*1871 in Opočno, Austria-Hungary
†1957 in Puteaux, France
František Kupka was a highly influential Czech artist, who pioneered the early phases of the global abstract art movement. Kupka studied at the Academy of Fine Arts in Prague, followed by the Academy of Fine Arts in Vienna before moving to Paris in 1896. The Parisian artistic environment proved influential for the young artist as he was inspired by the Fauvist and Neo-Impressionist contemporary movements, meanwhile he published cartoons for magazines to support himself. In 1906, he exhibited for the first time with the Salon d’Automne – alongside Metzinger, Csaky, Picabia and Modigliani – exploring the principles and relationships between shape and color. His highly individual abstraction resisted categorization, though the Salon de Independants included him in the Cubist room of their exhibitions and Apollinaire included him in his treaty on Orphism.

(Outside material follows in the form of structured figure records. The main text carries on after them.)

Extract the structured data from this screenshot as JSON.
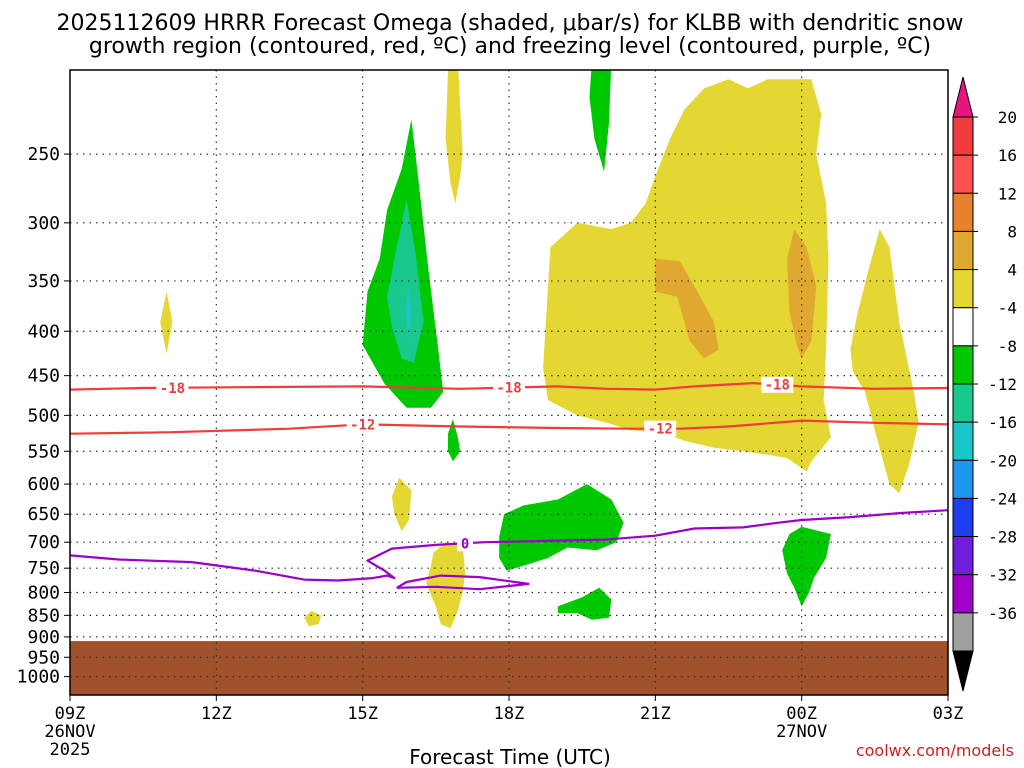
{
  "title_line1": "2025112609 HRRR Forecast Omega (shaded, μbar/s) for KLBB with dendritic snow",
  "title_line2": "growth region (contoured, red, ºC) and freezing level (contoured, purple, ºC)",
  "xlabel": "Forecast Time (UTC)",
  "credit": "coolwx.com/models",
  "chart_data": {
    "type": "contour",
    "x_axis": {
      "hours_range": [
        0,
        18
      ],
      "ticks": [
        {
          "hour": 0,
          "label": "09Z",
          "sub1": "26NOV",
          "sub2": "2025"
        },
        {
          "hour": 3,
          "label": "12Z"
        },
        {
          "hour": 6,
          "label": "15Z"
        },
        {
          "hour": 9,
          "label": "18Z"
        },
        {
          "hour": 12,
          "label": "21Z"
        },
        {
          "hour": 15,
          "label": "00Z",
          "sub1": "27NOV"
        },
        {
          "hour": 18,
          "label": "03Z"
        }
      ]
    },
    "y_axis": {
      "pressure_range_hpa": [
        1050,
        200
      ],
      "ticks": [
        250,
        300,
        350,
        400,
        450,
        500,
        550,
        600,
        650,
        700,
        750,
        800,
        850,
        900,
        950,
        1000
      ]
    },
    "surface": {
      "pressure_hpa": 910,
      "color": "#a0522d"
    },
    "omega_colorbar": {
      "labels": [
        "20",
        "16",
        "12",
        "8",
        "4",
        "-4",
        "-8",
        "-12",
        "-16",
        "-20",
        "-24",
        "-28",
        "-32",
        "-36"
      ],
      "colors": [
        "#f03c3c",
        "#ff5050",
        "#e8822a",
        "#e0a830",
        "#e5d733",
        "#ffffff",
        "#00c800",
        "#18c88c",
        "#18c8c8",
        "#1e96f0",
        "#1e3cf0",
        "#6e1edc",
        "#a000c8",
        "#a0a0a0"
      ],
      "top_arrow_color": "#e6147d",
      "bottom_arrow_color": "#000000"
    },
    "omega_regions": [
      {
        "name": "green-updraft-15-16z",
        "level": -4,
        "color": "#00c800",
        "points": [
          [
            6.0,
            415
          ],
          [
            6.1,
            360
          ],
          [
            6.35,
            330
          ],
          [
            6.5,
            290
          ],
          [
            6.8,
            260
          ],
          [
            7.0,
            228
          ],
          [
            7.15,
            270
          ],
          [
            7.35,
            340
          ],
          [
            7.55,
            420
          ],
          [
            7.65,
            470
          ],
          [
            7.4,
            490
          ],
          [
            6.9,
            490
          ],
          [
            6.45,
            460
          ]
        ]
      },
      {
        "name": "teal-core-16z",
        "level": -8,
        "color": "#18c88c",
        "points": [
          [
            6.5,
            365
          ],
          [
            6.7,
            320
          ],
          [
            6.9,
            282
          ],
          [
            7.1,
            330
          ],
          [
            7.25,
            390
          ],
          [
            7.05,
            435
          ],
          [
            6.8,
            430
          ],
          [
            6.6,
            395
          ]
        ]
      },
      {
        "name": "cyan-core-16z",
        "level": -12,
        "color": "#18c8c8",
        "points": [
          [
            6.88,
            375
          ],
          [
            6.95,
            355
          ],
          [
            7.0,
            385
          ],
          [
            6.94,
            408
          ]
        ]
      },
      {
        "name": "yellow-11z",
        "level": 4,
        "color": "#e5d733",
        "points": [
          [
            1.85,
            390
          ],
          [
            1.98,
            360
          ],
          [
            2.1,
            390
          ],
          [
            1.98,
            425
          ]
        ]
      },
      {
        "name": "yellow-upper-17z",
        "level": 4,
        "color": "#e5d733",
        "points": [
          [
            7.75,
            200
          ],
          [
            7.95,
            195
          ],
          [
            8.05,
            250
          ],
          [
            8.0,
            265
          ],
          [
            7.9,
            285
          ],
          [
            7.8,
            270
          ],
          [
            7.7,
            240
          ]
        ]
      },
      {
        "name": "green-upper-20z",
        "level": -4,
        "color": "#00c800",
        "points": [
          [
            10.7,
            195
          ],
          [
            11.1,
            195
          ],
          [
            11.05,
            230
          ],
          [
            10.95,
            262
          ],
          [
            10.75,
            240
          ],
          [
            10.65,
            215
          ]
        ]
      },
      {
        "name": "yellow-big-19-01z",
        "level": 4,
        "color": "#e5d733",
        "points": [
          [
            9.7,
            440
          ],
          [
            9.85,
            320
          ],
          [
            10.4,
            300
          ],
          [
            11.1,
            305
          ],
          [
            11.5,
            300
          ],
          [
            11.8,
            285
          ],
          [
            12.0,
            265
          ],
          [
            12.3,
            240
          ],
          [
            12.6,
            222
          ],
          [
            13.0,
            210
          ],
          [
            13.5,
            205
          ],
          [
            13.9,
            210
          ],
          [
            14.3,
            205
          ],
          [
            14.7,
            205
          ],
          [
            15.2,
            205
          ],
          [
            15.4,
            225
          ],
          [
            15.3,
            250
          ],
          [
            15.5,
            285
          ],
          [
            15.55,
            330
          ],
          [
            15.5,
            420
          ],
          [
            15.45,
            480
          ],
          [
            15.6,
            530
          ],
          [
            15.2,
            565
          ],
          [
            15.1,
            580
          ],
          [
            14.7,
            560
          ],
          [
            14.3,
            555
          ],
          [
            13.8,
            550
          ],
          [
            13.2,
            545
          ],
          [
            12.6,
            535
          ],
          [
            12.2,
            525
          ],
          [
            11.5,
            520
          ],
          [
            11.0,
            510
          ],
          [
            10.4,
            500
          ],
          [
            9.8,
            480
          ]
        ]
      },
      {
        "name": "orange-21-22z",
        "level": 8,
        "color": "#e0a830",
        "points": [
          [
            12.0,
            330
          ],
          [
            12.5,
            332
          ],
          [
            12.8,
            355
          ],
          [
            13.2,
            390
          ],
          [
            13.3,
            420
          ],
          [
            13.0,
            430
          ],
          [
            12.7,
            410
          ],
          [
            12.45,
            365
          ],
          [
            12.0,
            360
          ]
        ]
      },
      {
        "name": "orange-00z",
        "level": 8,
        "color": "#e0a830",
        "points": [
          [
            14.7,
            330
          ],
          [
            14.85,
            305
          ],
          [
            15.1,
            320
          ],
          [
            15.3,
            355
          ],
          [
            15.2,
            410
          ],
          [
            15.0,
            430
          ],
          [
            14.9,
            415
          ],
          [
            14.75,
            380
          ]
        ]
      },
      {
        "name": "yellow-02z",
        "level": 4,
        "color": "#e5d733",
        "points": [
          [
            16.0,
            420
          ],
          [
            16.15,
            380
          ],
          [
            16.4,
            335
          ],
          [
            16.6,
            305
          ],
          [
            16.8,
            320
          ],
          [
            17.0,
            390
          ],
          [
            17.3,
            470
          ],
          [
            17.4,
            510
          ],
          [
            17.2,
            570
          ],
          [
            17.0,
            615
          ],
          [
            16.8,
            600
          ],
          [
            16.5,
            520
          ],
          [
            16.3,
            470
          ],
          [
            16.05,
            445
          ]
        ]
      },
      {
        "name": "green-500mb-17z",
        "level": -4,
        "color": "#00c800",
        "points": [
          [
            7.75,
            525
          ],
          [
            7.85,
            505
          ],
          [
            7.95,
            530
          ],
          [
            8.0,
            550
          ],
          [
            7.85,
            565
          ],
          [
            7.75,
            550
          ]
        ]
      },
      {
        "name": "yellow-650mb-16z",
        "level": 4,
        "color": "#e5d733",
        "points": [
          [
            6.6,
            620
          ],
          [
            6.75,
            590
          ],
          [
            7.0,
            610
          ],
          [
            6.95,
            660
          ],
          [
            6.8,
            680
          ],
          [
            6.65,
            650
          ]
        ]
      },
      {
        "name": "green-big-18-20z",
        "level": -4,
        "color": "#00c800",
        "points": [
          [
            8.8,
            690
          ],
          [
            8.9,
            650
          ],
          [
            9.3,
            635
          ],
          [
            10.0,
            625
          ],
          [
            10.6,
            600
          ],
          [
            11.1,
            625
          ],
          [
            11.35,
            665
          ],
          [
            11.2,
            700
          ],
          [
            10.8,
            715
          ],
          [
            10.2,
            710
          ],
          [
            9.8,
            730
          ],
          [
            9.3,
            745
          ],
          [
            8.95,
            755
          ],
          [
            8.8,
            730
          ]
        ]
      },
      {
        "name": "yellow-700mb-17z",
        "level": 4,
        "color": "#e5d733",
        "points": [
          [
            7.4,
            745
          ],
          [
            7.45,
            720
          ],
          [
            7.7,
            700
          ],
          [
            8.05,
            705
          ],
          [
            8.1,
            760
          ],
          [
            8.05,
            800
          ],
          [
            7.95,
            840
          ],
          [
            7.8,
            880
          ],
          [
            7.6,
            870
          ],
          [
            7.5,
            830
          ],
          [
            7.3,
            780
          ]
        ]
      },
      {
        "name": "yellow-850mb-14z",
        "level": 4,
        "color": "#e5d733",
        "points": [
          [
            4.8,
            855
          ],
          [
            4.95,
            840
          ],
          [
            5.15,
            850
          ],
          [
            5.1,
            870
          ],
          [
            4.9,
            875
          ]
        ]
      },
      {
        "name": "green-820mb-20z",
        "level": -4,
        "color": "#00c800",
        "points": [
          [
            10.0,
            830
          ],
          [
            10.5,
            810
          ],
          [
            10.85,
            790
          ],
          [
            11.1,
            815
          ],
          [
            11.05,
            855
          ],
          [
            10.7,
            860
          ],
          [
            10.4,
            845
          ],
          [
            10.0,
            845
          ]
        ]
      },
      {
        "name": "green-700mb-00z",
        "level": -4,
        "color": "#00c800",
        "points": [
          [
            14.6,
            715
          ],
          [
            14.75,
            685
          ],
          [
            15.0,
            672
          ],
          [
            15.6,
            685
          ],
          [
            15.5,
            730
          ],
          [
            15.25,
            770
          ],
          [
            15.15,
            800
          ],
          [
            15.0,
            830
          ],
          [
            14.85,
            790
          ],
          [
            14.7,
            760
          ]
        ]
      }
    ],
    "contours": [
      {
        "name": "minus-18c-isotherm",
        "label": "-18",
        "color": "#f03c3c",
        "label_hours": [
          2.1,
          9.0,
          14.5
        ],
        "points": [
          [
            0,
            467
          ],
          [
            1.5,
            465
          ],
          [
            3.5,
            464
          ],
          [
            6.0,
            463
          ],
          [
            8.0,
            466
          ],
          [
            10.0,
            463
          ],
          [
            11.0,
            466
          ],
          [
            12.0,
            467
          ],
          [
            12.8,
            463
          ],
          [
            14.0,
            459
          ],
          [
            15.0,
            463
          ],
          [
            16.5,
            466
          ],
          [
            18.0,
            465
          ]
        ]
      },
      {
        "name": "minus-12c-isotherm",
        "label": "-12",
        "color": "#f03c3c",
        "label_hours": [
          6.0,
          12.1
        ],
        "points": [
          [
            0,
            525
          ],
          [
            2.0,
            523
          ],
          [
            4.5,
            518
          ],
          [
            6.0,
            512
          ],
          [
            8.0,
            515
          ],
          [
            10.0,
            517
          ],
          [
            11.5,
            518
          ],
          [
            12.5,
            518
          ],
          [
            13.5,
            515
          ],
          [
            15.0,
            507
          ],
          [
            16.5,
            510
          ],
          [
            18.0,
            512
          ]
        ]
      },
      {
        "name": "zero-c-freezing-level",
        "label": "0",
        "color": "#9a00c8",
        "label_hours": [
          8.1
        ],
        "points": [
          [
            0,
            725
          ],
          [
            1.0,
            733
          ],
          [
            2.5,
            738
          ],
          [
            3.8,
            755
          ],
          [
            4.8,
            773
          ],
          [
            5.5,
            775
          ],
          [
            6.2,
            770
          ],
          [
            6.5,
            765
          ],
          [
            6.65,
            770
          ],
          [
            6.45,
            755
          ],
          [
            6.1,
            735
          ],
          [
            6.6,
            712
          ],
          [
            7.5,
            705
          ],
          [
            8.5,
            700
          ],
          [
            10.0,
            697
          ],
          [
            11.0,
            695
          ],
          [
            12.0,
            688
          ],
          [
            12.8,
            675
          ],
          [
            13.8,
            673
          ],
          [
            14.5,
            665
          ],
          [
            15.0,
            660
          ],
          [
            16.0,
            655
          ],
          [
            17.0,
            648
          ],
          [
            18.0,
            643
          ]
        ]
      },
      {
        "name": "zero-c-freezing-loop",
        "label": "",
        "color": "#9a00c8",
        "label_hours": [],
        "points": [
          [
            6.7,
            790
          ],
          [
            7.5,
            788
          ],
          [
            8.4,
            793
          ],
          [
            9.4,
            782
          ],
          [
            8.4,
            768
          ],
          [
            7.6,
            765
          ],
          [
            6.9,
            778
          ],
          [
            6.7,
            790
          ]
        ]
      }
    ]
  }
}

Later in 1931, to combat the tendencies towards representational art in the then-contemporary surrealism, Kupka becomes a founding member of the Abstraction-Création group which was founded by Georges Vantongerloo with the help of artists as famous as Theo Van Doesburg, Jean Arp, and Naum Gabo. Kupka exhibited widely in New York and across Europe for the rest of his life and donated over five-hundred works to the Museum of Modern Art in New York before his death. Kupka’s paintings are held by the Museum of Fine Arts, Houston; Peggy Guggenheim Collection, Venice; and the Musée d’Orsay, Paris.